Надо сказать, что среди художников гастрономов было несравнимо больше, чем среди тиранов. Вспомним, что Россини и Александр Дюма-отец не только любили изысканные яства, но и вписали свои имена в историю кулинарии, оставив множество собственных рецептов.
В Петербурге своими гастрономическими пристрастиями были известны И. А. Крылов, Мих. Ю. Виельгорский, Ф. И. Толстой (Американец), министр финансов граф Д. А. Гурьев (автор знаменитой «гурьевской каши» — манной каши на сливочных пенках с грецкими орехами, персиками, ананасами и другими фруктами) и др.
Только такой истинный гурман, как князь Одоевский, мог написать столь изящно: «Вы думаете, что я намерен увлечься в заоблачный литературный мир и потчевать вас черствыми риторическими блюдами? — Успокоитесь, милостивый государь! Мы выходим из кухни, вокруг нас не поэтические видения, изнуренные сухоедением, не выжатые и оттого звонкие фразы: вокруг нас — жирные пулярдки, душистая ветчина, улыбающиеся паштеты, благовоспитанная телятина, нежный барашек».
Современным читателям «Лекций» доставят, конечно же, удовольствие многочисленные «гастрономические анекдоты». Вот, например, один из них: «Охотникам биться об заклад рекомендую не биться иначе как о пулярдке или индейке с трюфелями; это единственное пари, которое выгодно для обеих сторон, ибо выигравший, вероятно, пригласит проигравшего. Однажды проигравший в закладе это блюдо, которого одно название потрясает фибры истинного гастронома, медлил исполнением своего долга, так что выигравший принужден был ему о том напомнить. Проигравший извинялся тем, что трюфеля не так-то хороши в нынешнем году. „Не верьте, — отвечал первый, — не верьте: это ложный слух, который нарочно распустили индейки"». Вместе с тем текст Одоевского насыщен морализаторскими сентенциями. Предлагая, например, рецепт жжёнки, автор пишет: «На эти деньги можно сделать и другую жжёнку, и именно: вот я знаю, у вас по соседству живет одна старушка, у которой все дрова вышли, а купить других не на что; пошлите к ней цену двух бутылок лучшего рома; в той же улице есть девушка, которая прокармливает все семейство своею работою, она, выходя с шитьем на улицу, знобит ноги и может, простудившись, хлебнуть чахотку. Пошлите ей на теплые сапоги цену бутылки самого старого портвейна».

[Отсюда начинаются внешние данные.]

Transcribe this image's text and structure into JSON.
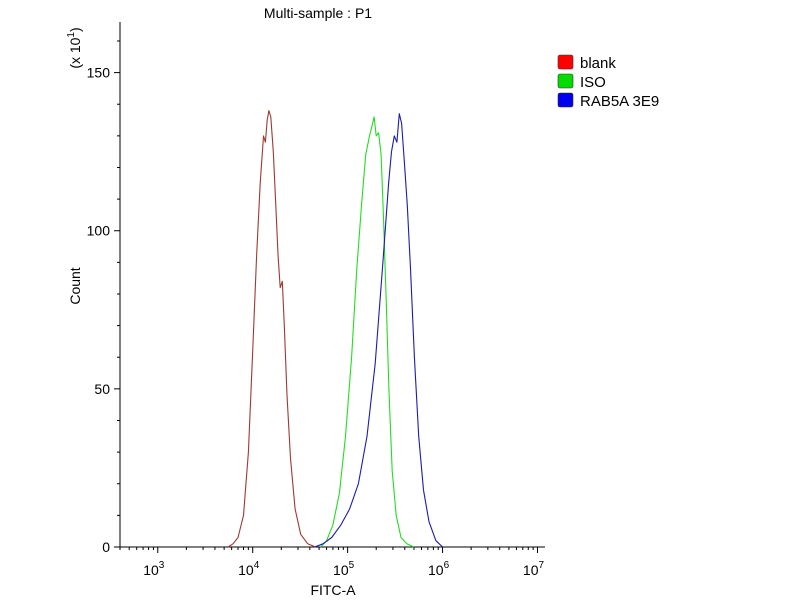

Одоевский использует маску доктора Пуфа и позднее, в 1846 г., начиная печатать в «Отечественных записках» «Теорию домостроительства в ее нравственном, физическом, умозрительном и практическом отношении»[14], которая включала разделы: «Домостроительство вообще», «Домостроительство собственно», «Домостроительство само по себе», «Домостроительство как оно есть», «Домостроительство как наука», «Домостроительство в филологическом отношении». Здесь псевдонаучная стилистика доведена до гротеска: «Ничто не было упущено из вида: и ученое систематическое разделение, и бездна авторитетов, принятых на основании моей теории, а равно точность, ясность и плодовитость моих положений». Доктор Пуф предполагает исследовать «теорию Ложкологии, Кастрюлизма, Шандализма, Лампомудрия, Пятнословия, Коврологии, Паркетизма, Столоводства и Стуловодства, Постелесловия, Погребознания, Буфетомудрия и других наук и систем, которых даже имена неизвестны обыкновенным ученым»[15]. Но Одоевский, видимо, уже охладел к своему персонажу — этот цикл фельетонов так и не был закончен.
Для того чтобы современному читателю помочь с головой окунуться в кулинарный контекст времени Одоевского и Пуфа, мы предлагаем совершить небольшой экскурс в гастрономический мир 1840-х гг.
Гастрономические пристрастия и привычки петербуржцев того времени были самыми разнообразными и зависели от индивидуальных особенностей, семейных традиции, национальности, вероисповедания, социального положения и многих других факторов. Но все же обрисовать многосоставную картину петербургской кухни этих лет в целом, наверное, можно. Петербургская кухня являла синтез русских и европейских блюд с основной ориентацией на французскую кухню. Как отмечал современник, «петербургский житель смотрел недоверчиво на советы отличного русского кухмистера или опытной хозяйки по следующей причине: почти каждый вельможа в Петербурге имел повара-француза (что и ныне у многих принято), которому жители Петербурга (с ограниченным даже состоянием) отдавали в учение по нескольку учеников с платою, отчего в короткое время французская кухня стала общею»[16].
14
Отечественные записки. 1846. Т. 44. № 1. С. 12–16; № 2. С. 13–28; № 3. С. 23–28; № 5. С. 17–24; № 6. С. 41–44.